Ghidra is the free, powerful reverse-engineering suite the NSA open-sourced. This lesson covers loading a binary, the difference between disassembly and decompilation, navigating functions, and reading the decompiled output to understand what a program does, with the commercial alternatives in context.
Disassembly turns machine code into assembly instructions: accurate but low-level and tedious to read. Decompilation goes further, reconstructing approximate C-like source from the assembly, which is far easier to follow even though it is not the original source (variable names are synthesized, some structure is lost). Ghidra does both side by side: you read the decompiled C to understand logic and drop to assembly when you need precision.
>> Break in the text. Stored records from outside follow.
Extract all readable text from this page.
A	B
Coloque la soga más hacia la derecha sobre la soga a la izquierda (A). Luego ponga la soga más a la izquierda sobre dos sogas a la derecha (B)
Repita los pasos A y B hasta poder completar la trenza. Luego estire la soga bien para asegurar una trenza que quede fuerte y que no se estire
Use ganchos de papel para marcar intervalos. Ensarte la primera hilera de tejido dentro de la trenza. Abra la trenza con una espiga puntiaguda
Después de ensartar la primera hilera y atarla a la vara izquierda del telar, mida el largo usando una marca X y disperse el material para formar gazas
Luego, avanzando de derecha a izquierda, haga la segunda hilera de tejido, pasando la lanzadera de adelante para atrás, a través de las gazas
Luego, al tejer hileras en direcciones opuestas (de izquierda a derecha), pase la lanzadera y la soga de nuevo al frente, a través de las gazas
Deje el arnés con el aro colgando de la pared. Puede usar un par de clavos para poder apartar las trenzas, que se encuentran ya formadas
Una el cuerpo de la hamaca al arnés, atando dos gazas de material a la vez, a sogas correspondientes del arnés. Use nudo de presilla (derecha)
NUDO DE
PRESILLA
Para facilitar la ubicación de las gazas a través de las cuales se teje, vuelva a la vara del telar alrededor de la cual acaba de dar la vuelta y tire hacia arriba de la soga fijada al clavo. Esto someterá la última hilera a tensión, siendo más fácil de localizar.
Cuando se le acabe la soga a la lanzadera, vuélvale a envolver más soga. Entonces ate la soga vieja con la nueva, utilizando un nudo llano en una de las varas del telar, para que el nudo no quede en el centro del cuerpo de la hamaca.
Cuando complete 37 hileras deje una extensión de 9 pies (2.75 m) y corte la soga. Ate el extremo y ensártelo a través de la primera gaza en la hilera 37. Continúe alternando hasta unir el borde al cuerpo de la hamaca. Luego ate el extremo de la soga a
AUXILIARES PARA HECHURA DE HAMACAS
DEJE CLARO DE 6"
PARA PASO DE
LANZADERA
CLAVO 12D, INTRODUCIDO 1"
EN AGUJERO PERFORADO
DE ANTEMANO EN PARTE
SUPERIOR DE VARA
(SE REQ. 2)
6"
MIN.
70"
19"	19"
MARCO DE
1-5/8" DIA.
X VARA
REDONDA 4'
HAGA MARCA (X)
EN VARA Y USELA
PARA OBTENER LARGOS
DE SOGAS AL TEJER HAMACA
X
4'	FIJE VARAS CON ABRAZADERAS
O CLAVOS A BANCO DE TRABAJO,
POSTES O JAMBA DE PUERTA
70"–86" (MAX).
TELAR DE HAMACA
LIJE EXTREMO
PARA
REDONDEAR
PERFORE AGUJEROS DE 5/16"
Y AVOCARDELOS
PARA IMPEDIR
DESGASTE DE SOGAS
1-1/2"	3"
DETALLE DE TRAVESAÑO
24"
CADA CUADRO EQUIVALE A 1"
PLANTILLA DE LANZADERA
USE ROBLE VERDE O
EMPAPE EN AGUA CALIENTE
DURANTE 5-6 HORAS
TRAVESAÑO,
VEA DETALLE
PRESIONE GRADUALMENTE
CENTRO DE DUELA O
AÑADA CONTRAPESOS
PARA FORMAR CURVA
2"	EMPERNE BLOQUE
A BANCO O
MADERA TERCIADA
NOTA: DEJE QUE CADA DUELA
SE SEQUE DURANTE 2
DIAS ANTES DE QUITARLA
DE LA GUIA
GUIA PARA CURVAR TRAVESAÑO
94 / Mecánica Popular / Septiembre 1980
Ghidra, released by the NSA in 2019, is a full reverse-engineering suite with a strong decompiler, free and cross-platform. You create a project, import a binary, let it auto-analyze, then browse the function list, follow cross-references, rename variables as you understand them, and read the decompiler output. Its collaborative features and scripting make it viable for serious work. For a learner, it removes the cost barrier that used to gate this field.
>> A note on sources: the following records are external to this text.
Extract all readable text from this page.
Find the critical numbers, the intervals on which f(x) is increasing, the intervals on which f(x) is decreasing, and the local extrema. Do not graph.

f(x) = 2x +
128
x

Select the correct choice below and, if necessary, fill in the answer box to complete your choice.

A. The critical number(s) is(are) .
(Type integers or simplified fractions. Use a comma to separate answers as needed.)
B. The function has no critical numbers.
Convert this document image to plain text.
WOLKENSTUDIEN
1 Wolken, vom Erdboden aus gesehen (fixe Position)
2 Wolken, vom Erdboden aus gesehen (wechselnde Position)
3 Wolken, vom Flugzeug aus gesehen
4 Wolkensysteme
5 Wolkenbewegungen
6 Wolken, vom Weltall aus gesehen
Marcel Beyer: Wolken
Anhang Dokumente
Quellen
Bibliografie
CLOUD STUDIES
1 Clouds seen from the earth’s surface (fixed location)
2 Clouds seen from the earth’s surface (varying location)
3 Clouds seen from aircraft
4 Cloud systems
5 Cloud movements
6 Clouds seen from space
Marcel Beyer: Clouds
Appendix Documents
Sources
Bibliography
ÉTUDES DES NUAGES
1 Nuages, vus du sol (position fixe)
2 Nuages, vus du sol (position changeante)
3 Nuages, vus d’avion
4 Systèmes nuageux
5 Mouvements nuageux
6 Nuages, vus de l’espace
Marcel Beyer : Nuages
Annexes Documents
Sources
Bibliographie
IDA Pro is the long-time industry standard with a polished decompiler (Hex-Rays); IDA Free is a limited free version. Binary Ninja is a modern, well-liked commercial tool with a clean API. They are excellent, but Ghidra is free and capable enough to learn and do real work with, which is why this subtrack centers it. Skills transfer: once you can read decompiled output and follow control flow, the specific tool matters less.
Use the benign sample from the static-analysis lesson.
1. Create a Ghidra project and import the benign binary; let auto-analysis run.
2. Open the function list and find main (or the entry point).
3. Read the decompiler pane; rename variables and functions as their purpose becomes clear.
4. Follow cross-references to see what calls what and how data flows.
5. Confirm or revise the behavior hypothesis you wrote during static analysis, and note where dynamic analysis would tell you more.
Pick one.
Treating decompiler output as the real source (names are synthesized, some logic is approximated). Not renaming variables/functions as you learn, then getting lost. Ignoring cross-references, the map of how code connects. Expecting auto-analysis to be perfect on packed/obfuscated binaries. Buying IDA before learning on free Ghidra. Spending hours in disassembly when the decompiler would have answered the question.